With Data Rocket, Theresa has access to revelatory tools and insights as she prepares for her HELOC outreach campaign. Instead of navigating to her core banking or mortgage servicing portal to generate a report of current residential loans, Theresa opens a PowerBi dashboard, where she can easily slice and dice data based on demographics, location, and recent customer behavior across multiple touchpoints with the institution. Instead of looking at data from one source, she is looking at data that was transformed from data sources throughout her bank – and beyond – including: 

  • Customer information and deposit history from her core system, Jack Henry; 
  • Detailed mortgage origination data from Encompass; 
  • Customer interactions over the six months from Salesforce; 
  • Online applications that were previously started but not completed from the LOS;
  • Segmint KLI data, which shows customers who are interested in home improvement projects; and 
  • Equifax IXI data, which provides data about customer financial footprints outside of the institution.  
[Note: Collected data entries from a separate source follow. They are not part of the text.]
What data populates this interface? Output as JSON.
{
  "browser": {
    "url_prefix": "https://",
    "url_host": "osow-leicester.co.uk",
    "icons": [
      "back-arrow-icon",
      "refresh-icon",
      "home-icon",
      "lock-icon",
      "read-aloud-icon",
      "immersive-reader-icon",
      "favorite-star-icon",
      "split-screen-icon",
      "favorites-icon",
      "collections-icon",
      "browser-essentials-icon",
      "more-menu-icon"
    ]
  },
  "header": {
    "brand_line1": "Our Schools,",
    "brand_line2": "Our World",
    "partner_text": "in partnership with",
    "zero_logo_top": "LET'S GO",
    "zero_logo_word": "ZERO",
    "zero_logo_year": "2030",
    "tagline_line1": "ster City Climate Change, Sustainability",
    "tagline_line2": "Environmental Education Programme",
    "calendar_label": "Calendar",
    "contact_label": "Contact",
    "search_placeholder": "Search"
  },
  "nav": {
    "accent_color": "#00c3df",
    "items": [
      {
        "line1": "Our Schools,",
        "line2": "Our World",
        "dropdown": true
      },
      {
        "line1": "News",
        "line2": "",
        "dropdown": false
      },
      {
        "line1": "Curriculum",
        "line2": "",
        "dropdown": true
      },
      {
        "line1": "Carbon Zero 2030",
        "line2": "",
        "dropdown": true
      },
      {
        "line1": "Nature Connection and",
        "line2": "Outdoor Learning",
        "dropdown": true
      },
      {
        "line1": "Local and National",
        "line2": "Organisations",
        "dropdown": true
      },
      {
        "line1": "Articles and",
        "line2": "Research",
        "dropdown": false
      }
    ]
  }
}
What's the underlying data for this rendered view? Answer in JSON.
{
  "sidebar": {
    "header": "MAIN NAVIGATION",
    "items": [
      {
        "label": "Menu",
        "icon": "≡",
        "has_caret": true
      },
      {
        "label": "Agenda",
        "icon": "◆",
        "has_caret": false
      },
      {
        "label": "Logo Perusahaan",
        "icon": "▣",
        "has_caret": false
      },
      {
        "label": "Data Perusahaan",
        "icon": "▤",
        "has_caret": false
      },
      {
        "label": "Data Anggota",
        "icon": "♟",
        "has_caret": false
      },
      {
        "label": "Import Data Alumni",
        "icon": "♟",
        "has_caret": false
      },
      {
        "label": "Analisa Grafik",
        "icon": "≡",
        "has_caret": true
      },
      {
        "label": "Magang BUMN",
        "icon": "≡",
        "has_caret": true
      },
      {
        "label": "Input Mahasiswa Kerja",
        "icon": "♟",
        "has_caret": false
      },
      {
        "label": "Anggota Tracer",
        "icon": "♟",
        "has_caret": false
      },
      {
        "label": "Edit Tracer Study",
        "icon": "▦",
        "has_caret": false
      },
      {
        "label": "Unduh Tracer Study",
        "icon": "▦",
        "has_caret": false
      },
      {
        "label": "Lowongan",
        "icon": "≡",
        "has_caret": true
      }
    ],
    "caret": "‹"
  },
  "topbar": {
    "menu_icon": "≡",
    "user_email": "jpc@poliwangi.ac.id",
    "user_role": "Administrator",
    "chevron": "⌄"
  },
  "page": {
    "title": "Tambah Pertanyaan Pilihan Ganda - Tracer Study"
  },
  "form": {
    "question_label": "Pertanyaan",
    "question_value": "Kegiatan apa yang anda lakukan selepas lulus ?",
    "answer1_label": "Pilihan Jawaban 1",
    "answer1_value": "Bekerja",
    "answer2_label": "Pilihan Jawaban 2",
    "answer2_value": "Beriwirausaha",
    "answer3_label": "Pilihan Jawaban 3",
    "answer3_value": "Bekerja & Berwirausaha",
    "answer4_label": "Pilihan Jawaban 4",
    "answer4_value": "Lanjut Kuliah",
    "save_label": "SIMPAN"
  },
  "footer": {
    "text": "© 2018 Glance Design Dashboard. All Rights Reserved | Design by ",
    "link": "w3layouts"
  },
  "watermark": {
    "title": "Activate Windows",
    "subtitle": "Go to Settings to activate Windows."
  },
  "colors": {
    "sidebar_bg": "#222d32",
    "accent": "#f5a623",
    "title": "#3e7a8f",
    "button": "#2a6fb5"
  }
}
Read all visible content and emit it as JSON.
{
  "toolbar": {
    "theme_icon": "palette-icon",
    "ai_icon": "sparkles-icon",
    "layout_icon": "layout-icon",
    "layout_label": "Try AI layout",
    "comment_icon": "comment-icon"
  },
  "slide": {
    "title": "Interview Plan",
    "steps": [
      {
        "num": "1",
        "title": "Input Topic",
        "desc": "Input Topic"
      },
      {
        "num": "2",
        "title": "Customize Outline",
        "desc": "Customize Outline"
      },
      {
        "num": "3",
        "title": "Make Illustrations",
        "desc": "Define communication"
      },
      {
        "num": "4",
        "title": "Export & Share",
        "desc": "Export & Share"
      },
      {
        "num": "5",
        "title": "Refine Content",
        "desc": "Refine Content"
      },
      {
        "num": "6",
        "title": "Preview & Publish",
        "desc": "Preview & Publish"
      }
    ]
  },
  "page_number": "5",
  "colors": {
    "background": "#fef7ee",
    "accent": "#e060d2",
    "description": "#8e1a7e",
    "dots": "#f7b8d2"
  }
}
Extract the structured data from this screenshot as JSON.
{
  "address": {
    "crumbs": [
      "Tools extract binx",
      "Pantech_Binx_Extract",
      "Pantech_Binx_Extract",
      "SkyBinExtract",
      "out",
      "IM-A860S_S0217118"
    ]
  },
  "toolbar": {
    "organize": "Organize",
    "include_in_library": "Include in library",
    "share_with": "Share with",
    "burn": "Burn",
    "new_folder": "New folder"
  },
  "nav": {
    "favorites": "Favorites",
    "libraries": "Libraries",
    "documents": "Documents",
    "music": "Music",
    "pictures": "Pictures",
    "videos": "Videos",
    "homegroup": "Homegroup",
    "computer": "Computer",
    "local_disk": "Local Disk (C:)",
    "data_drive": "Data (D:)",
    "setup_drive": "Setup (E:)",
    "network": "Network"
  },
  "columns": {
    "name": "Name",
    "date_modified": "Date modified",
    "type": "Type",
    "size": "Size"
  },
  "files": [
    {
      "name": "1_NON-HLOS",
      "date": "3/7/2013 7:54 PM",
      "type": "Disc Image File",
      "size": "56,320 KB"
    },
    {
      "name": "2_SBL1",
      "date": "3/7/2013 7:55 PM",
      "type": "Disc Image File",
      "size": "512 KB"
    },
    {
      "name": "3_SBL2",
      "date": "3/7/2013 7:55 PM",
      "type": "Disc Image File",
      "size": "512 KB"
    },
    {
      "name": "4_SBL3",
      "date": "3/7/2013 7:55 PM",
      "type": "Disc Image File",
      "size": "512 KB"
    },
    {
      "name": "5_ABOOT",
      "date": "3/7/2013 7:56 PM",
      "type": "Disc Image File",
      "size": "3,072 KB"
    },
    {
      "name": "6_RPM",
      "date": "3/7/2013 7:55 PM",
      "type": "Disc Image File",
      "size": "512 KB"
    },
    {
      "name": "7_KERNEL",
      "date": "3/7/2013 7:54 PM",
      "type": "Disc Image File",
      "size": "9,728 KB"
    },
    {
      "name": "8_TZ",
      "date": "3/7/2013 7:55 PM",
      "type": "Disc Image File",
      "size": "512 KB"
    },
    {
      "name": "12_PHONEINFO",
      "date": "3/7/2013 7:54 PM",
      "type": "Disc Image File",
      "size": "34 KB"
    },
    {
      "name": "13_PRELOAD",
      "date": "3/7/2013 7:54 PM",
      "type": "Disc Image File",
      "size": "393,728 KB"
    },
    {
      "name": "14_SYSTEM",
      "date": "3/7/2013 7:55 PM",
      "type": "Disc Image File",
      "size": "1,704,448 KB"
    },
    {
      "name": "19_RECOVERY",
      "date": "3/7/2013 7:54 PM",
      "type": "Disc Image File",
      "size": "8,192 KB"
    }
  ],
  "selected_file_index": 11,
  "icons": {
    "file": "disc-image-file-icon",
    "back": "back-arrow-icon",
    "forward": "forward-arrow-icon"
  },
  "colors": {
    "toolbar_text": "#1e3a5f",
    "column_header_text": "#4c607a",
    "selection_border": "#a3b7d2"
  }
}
Across the bank, Theresa’s colleagues in consumer lending, business lending and wealth management have access to similar dashboards with customized insights tailored to their business objectives and strategies.  

Creating a future-ready architecture isn’t easy – but the opportunities created when data is accessible and leveraged are worth it. Passerelle created Data Rocket to accelerate the journey and help banks and credit unions find faster ROI. The launchpad is here – are you ready to Rocket?